[Python-ideas] dictionary constructor should not allow duplicate keys

Chris Angelico rosuav at gmail.com
Wed May 4 10:54:22 EDT 2016

On Thu, May 5, 2016 at 12:36 AM, David Mertz <mertz at gnosis.cx> wrote:
> The thing that nudged me to -1 is code something like the following, which
> I've actually written for completely valid use-cases:
> def code_generate(data_source, output=open('data.py','w')):
>     """Write data to loadable Python module
>     data_source may contain multiple occurrences of each key.
>     Later occurrences are "better" than earlier ones
>     """
>     print("data = {", file=output)
>     for key, val in data_source:
>         print("    %s: %s," % (key, val), file=output)
>     print("}", file=output)
> I really don't want the Python interpreter to complain about my perfectly
> valid 'data.py' module that I auto-generated knowing full well it might have
> duplicate literal keys.  Yes, of course I could write a more complex
> function that explicitly pruned keys if they were duplicates before writing
> to 'data.py'.

Or, much more simply, you could just dump it straight out like this:

print("data = dict(%r)" % list(data_source), file=output)

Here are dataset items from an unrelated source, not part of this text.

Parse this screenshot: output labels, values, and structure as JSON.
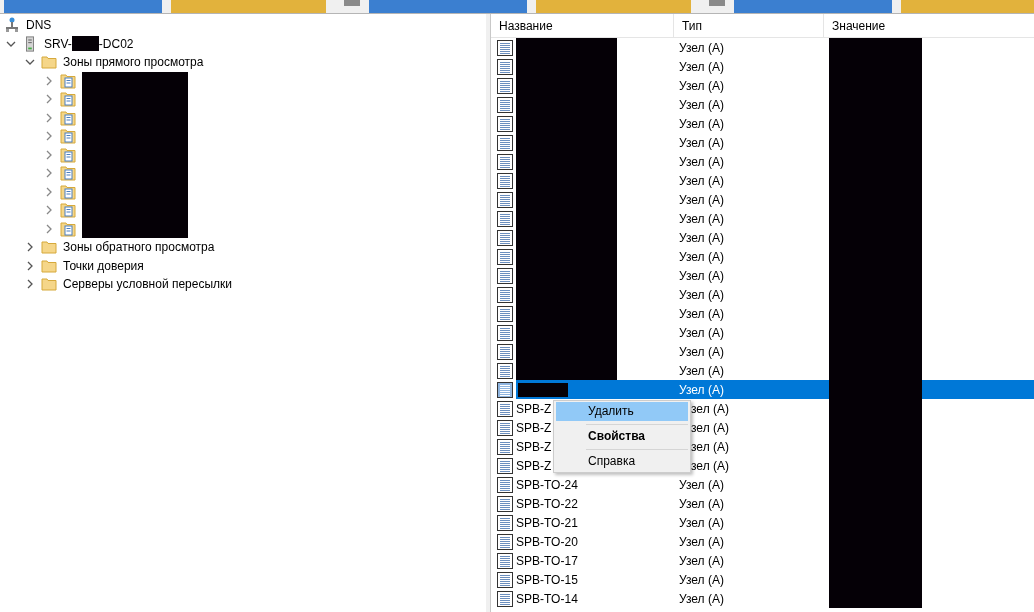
{
  "tree": {
    "label": "DNS",
    "server": {
      "name_start": "SRV-",
      "name_end": "-DC02",
      "expanded": true,
      "folders": [
        {
          "label": "Зоны прямого просмотра",
          "expanded": true,
          "children": [
            {
              "expanded": false
            },
            {
              "expanded": false
            },
            {
              "expanded": false
            },
            {
              "expanded": false
            },
            {
              "expanded": false
            },
            {
              "expanded": false
            },
            {
              "expanded": false
            },
            {
              "expanded": false
            },
            {
              "expanded": false
            }
          ]
        },
        {
          "label": "Зоны обратного просмотра",
          "expanded": false
        },
        {
          "label": "Точки доверия",
          "expanded": false
        },
        {
          "label": "Серверы условной пересылки",
          "expanded": false
        }
      ]
    }
  },
  "table": {
    "columns": [
      "Название",
      "Тип",
      "Значение"
    ],
    "rows": [
      {
        "type": "Узел (A)",
        "selected": false,
        "kind": "plain"
      },
      {
        "type": "Узел (A)",
        "selected": false,
        "kind": "plain"
      },
      {
        "type": "Узел (A)",
        "selected": false,
        "kind": "plain"
      },
      {
        "type": "Узел (A)",
        "selected": false,
        "kind": "plain"
      },
      {
        "type": "Узел (A)",
        "selected": false,
        "kind": "plain"
      },
      {
        "type": "Узел (A)",
        "selected": false,
        "kind": "plain"
      },
      {
        "type": "Узел (A)",
        "selected": false,
        "kind": "plain"
      },
      {
        "type": "Узел (A)",
        "selected": false,
        "kind": "plain"
      },
      {
        "type": "Узел (A)",
        "selected": false,
        "kind": "plain"
      },
      {
        "type": "Узел (A)",
        "selected": false,
        "kind": "plain"
      },
      {
        "type": "Узел (A)",
        "selected": false,
        "kind": "plain"
      },
      {
        "type": "Узел (A)",
        "selected": false,
        "kind": "plain"
      },
      {
        "type": "Узел (A)",
        "selected": false,
        "kind": "plain"
      },
      {
        "type": "Узел (A)",
        "selected": false,
        "kind": "plain"
      },
      {
        "type": "Узел (A)",
        "selected": false,
        "kind": "plain"
      },
      {
        "type": "Узел (A)",
        "selected": false,
        "kind": "plain"
      },
      {
        "type": "Узел (A)",
        "selected": false,
        "kind": "plain"
      },
      {
        "type": "Узел (A)",
        "selected": false,
        "kind": "plain"
      },
      {
        "type": "Узел (A)",
        "selected": true,
        "kind": "plain"
      },
      {
        "name": "SPB-Z",
        "type": "зел (A)",
        "selected": false,
        "kind": "covered"
      },
      {
        "name": "SPB-Z",
        "type": "зел (A)",
        "selected": false,
        "kind": "covered"
      },
      {
        "name": "SPB-Z",
        "type": "зел (A)",
        "selected": false,
        "kind": "covered"
      },
      {
        "name": "SPB-Z",
        "type": "зел (A)",
        "selected": false,
        "kind": "covered"
      },
      {
        "name": "SPB-TO-24",
        "type": "Узел (A)",
        "selected": false,
        "kind": "plain"
      },
      {
        "name": "SPB-TO-22",
        "type": "Узел (A)",
        "selected": false,
        "kind": "plain"
      },
      {
        "name": "SPB-TO-21",
        "type": "Узел (A)",
        "selected": false,
        "kind": "plain"
      },
      {
        "name": "SPB-TO-20",
        "type": "Узел (A)",
        "selected": false,
        "kind": "plain"
      },
      {
        "name": "SPB-TO-17",
        "type": "Узел (A)",
        "selected": false,
        "kind": "plain"
      },
      {
        "name": "SPB-TO-15",
        "type": "Узел (A)",
        "selected": false,
        "kind": "plain"
      },
      {
        "name": "SPB-TO-14",
        "type": "Узел (A)",
        "selected": false,
        "kind": "plain"
      }
    ]
  },
  "context_menu": [
    {
      "label": "Удалить",
      "selected": true,
      "bold": false
    },
    {
      "label": "Свойства",
      "selected": false,
      "bold": true
    },
    {
      "label": "Справка",
      "selected": false,
      "bold": false
    }
  ]
}
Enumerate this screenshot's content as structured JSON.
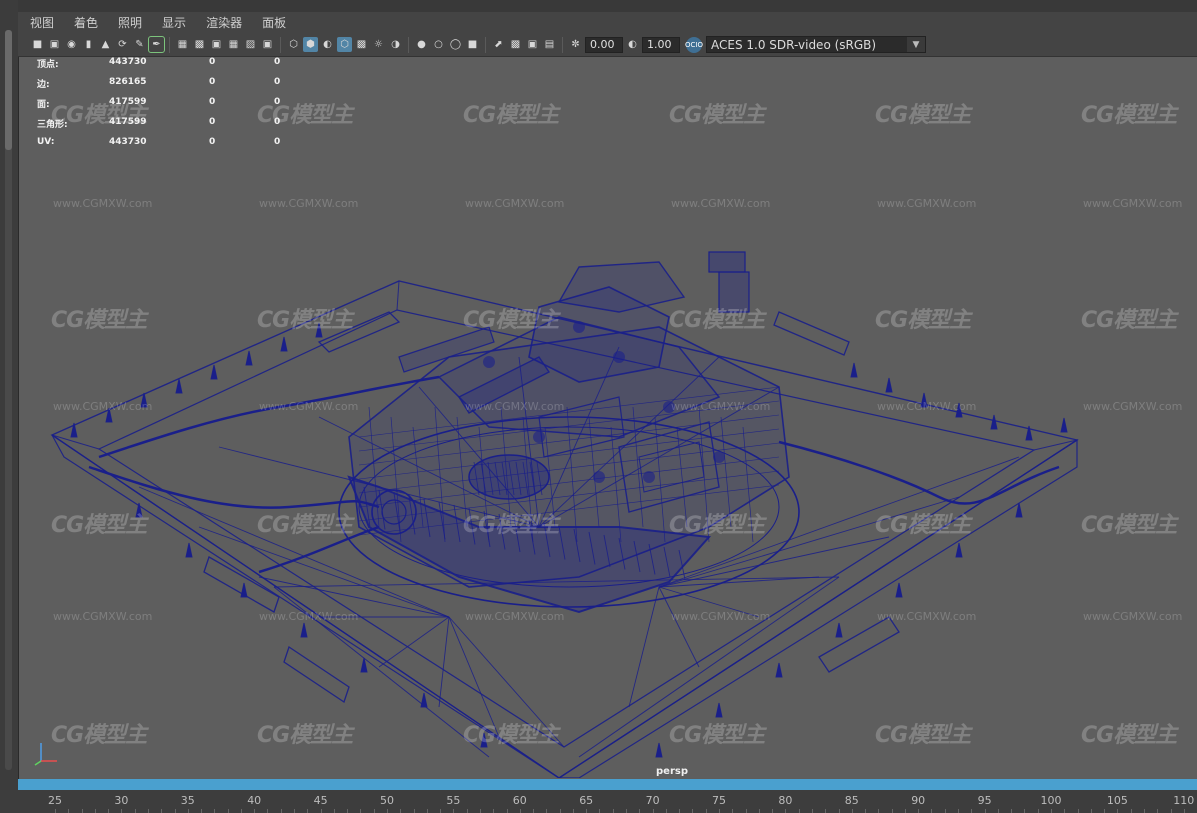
{
  "menu": [
    "视图",
    "着色",
    "照明",
    "显示",
    "渲染器",
    "面板"
  ],
  "toolbar": {
    "exposure": "0.00",
    "gamma": "1.00",
    "color_space": "ACES 1.0 SDR-video (sRGB)",
    "ocio_badge": "OCIO",
    "icons": [
      "camera-icon",
      "camera-attributes-icon",
      "bookmark-icon",
      "image-plane-icon",
      "grid-icon",
      "film-gate-icon",
      "resolution-gate-icon",
      "gate-mask-icon",
      "field-chart-icon",
      "safe-action-icon",
      "wireframe-icon",
      "smooth-shade-icon",
      "default-material-icon",
      "wireframe-on-shaded-icon",
      "textured-icon",
      "use-all-lights-icon",
      "shadows-icon",
      "ambient-occlusion-icon",
      "motion-blur-icon",
      "anti-aliasing-icon",
      "depth-of-field-icon",
      "isolate-select-icon",
      "xray-icon",
      "xray-joints-icon",
      "xray-active-icon",
      "exposure-icon",
      "gamma-icon"
    ]
  },
  "hud": {
    "rows": [
      {
        "label": "顶点:",
        "v1": "443730",
        "v2": "0",
        "v3": "0"
      },
      {
        "label": "边:",
        "v1": "826165",
        "v2": "0",
        "v3": "0"
      },
      {
        "label": "面:",
        "v1": "417599",
        "v2": "0",
        "v3": "0"
      },
      {
        "label": "三角形:",
        "v1": "417599",
        "v2": "0",
        "v3": "0"
      },
      {
        "label": "UV:",
        "v1": "443730",
        "v2": "0",
        "v3": "0"
      }
    ]
  },
  "viewport": {
    "camera_label": "persp",
    "wireframe_color": "#1a1f8a",
    "background_color": "#5e5e5e"
  },
  "watermark": {
    "logo": "CG模型主",
    "url": "www.CGMXW.com"
  },
  "timeline": {
    "ticks": [
      "25",
      "30",
      "35",
      "40",
      "45",
      "50",
      "55",
      "60",
      "65",
      "70",
      "75",
      "80",
      "85",
      "90",
      "95",
      "100",
      "105",
      "110"
    ],
    "slider_color": "#4aa0cf"
  }
}
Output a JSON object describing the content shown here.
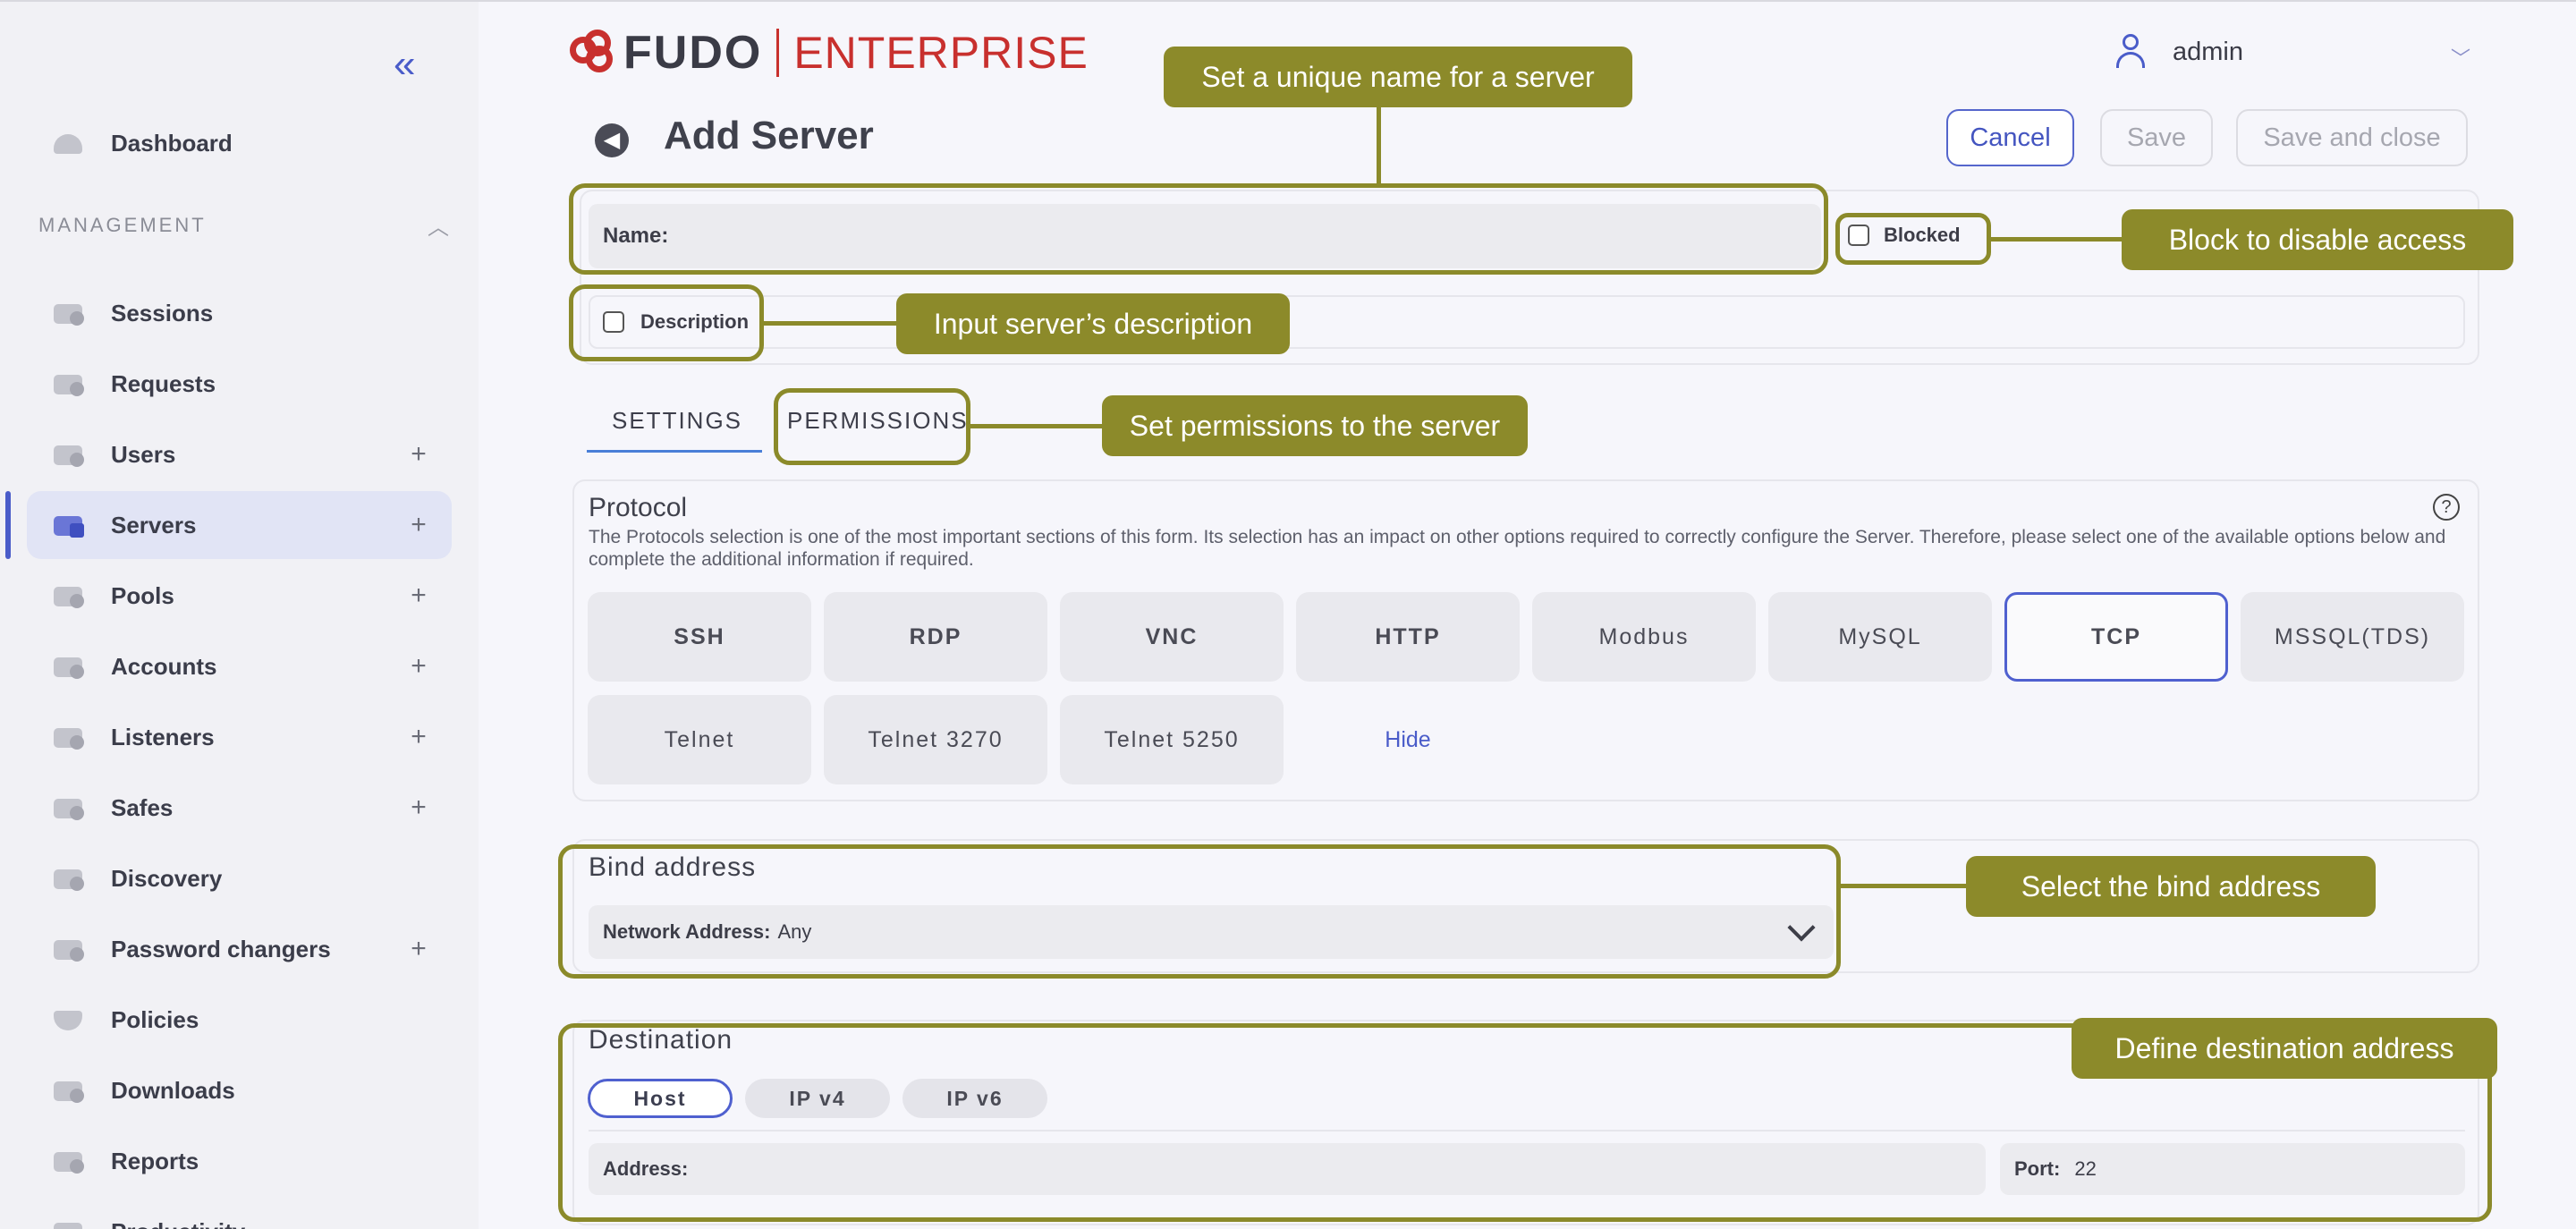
{
  "sidebar": {
    "collapse_icon": "double-chevron-left-icon",
    "dashboard": "Dashboard",
    "section_label": "MANAGEMENT",
    "items": [
      {
        "label": "Sessions",
        "icon": "sessions-icon",
        "add": ""
      },
      {
        "label": "Requests",
        "icon": "requests-icon",
        "add": ""
      },
      {
        "label": "Users",
        "icon": "users-icon",
        "add": "+"
      },
      {
        "label": "Servers",
        "icon": "servers-icon",
        "add": "+"
      },
      {
        "label": "Pools",
        "icon": "pools-icon",
        "add": "+"
      },
      {
        "label": "Accounts",
        "icon": "accounts-icon",
        "add": "+"
      },
      {
        "label": "Listeners",
        "icon": "listeners-icon",
        "add": "+"
      },
      {
        "label": "Safes",
        "icon": "safes-icon",
        "add": "+"
      },
      {
        "label": "Discovery",
        "icon": "discovery-icon",
        "add": ""
      },
      {
        "label": "Password changers",
        "icon": "password-changers-icon",
        "add": "+"
      },
      {
        "label": "Policies",
        "icon": "policies-icon",
        "add": ""
      },
      {
        "label": "Downloads",
        "icon": "downloads-icon",
        "add": ""
      },
      {
        "label": "Reports",
        "icon": "reports-icon",
        "add": ""
      },
      {
        "label": "Productivity",
        "icon": "productivity-icon",
        "add": ""
      }
    ],
    "active": "Servers"
  },
  "header": {
    "logo_primary": "FUDO",
    "logo_secondary": "ENTERPRISE",
    "user_name": "admin",
    "page_title": "Add Server",
    "cancel_label": "Cancel",
    "save_label": "Save",
    "save_close_label": "Save and close"
  },
  "form": {
    "name_label": "Name:",
    "blocked_label": "Blocked",
    "description_label": "Description",
    "tabs": [
      "SETTINGS",
      "PERMISSIONS"
    ],
    "protocol": {
      "title": "Protocol",
      "description": "The Protocols selection is one of the most important sections of this form. Its selection has an impact on other options required to correctly configure the Server. Therefore, please select one of the available options below and complete the additional information if required.",
      "options": [
        "SSH",
        "RDP",
        "VNC",
        "HTTP",
        "Modbus",
        "MySQL",
        "TCP",
        "MSSQL(TDS)",
        "Telnet",
        "Telnet 3270",
        "Telnet 5250"
      ],
      "selected": "TCP",
      "hide_label": "Hide"
    },
    "bind": {
      "title": "Bind address",
      "network_label": "Network Address:",
      "network_value": "Any"
    },
    "destination": {
      "title": "Destination",
      "options": [
        "Host",
        "IP v4",
        "IP v6"
      ],
      "selected": "Host",
      "address_label": "Address:",
      "port_label": "Port:",
      "port_value": "22"
    }
  },
  "annotations": {
    "name": "Set a unique name for a server",
    "blocked": "Block to disable access",
    "description": "Input server’s description",
    "permissions": "Set permissions to the server",
    "bind": "Select the bind address",
    "destination": "Define destination address",
    "color": "#8c8a2a"
  }
}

If the dict display starts rejecting duplicates, these kinds of code
generators should be easily tweakable. The only risk would be if
duplicates can *theoretically* happen, but are incredibly rare, such
that the code runs for years without anyone noticing.

This is a way of catching compile-time-detectable errors. Python has
generally been pretty helpful with that kind of thing, even to the
point of special-casing print-used-as-a-statement to tell you to put
parens around it. While I fully understand that there are reasons
against doing this (including "that's the job of linters, not the core
language"), I do _not_ understand the apparent attitude that it's a
fundamentally bad thing to do. Most cases where a dict display is
used, it's intended to have unique keys.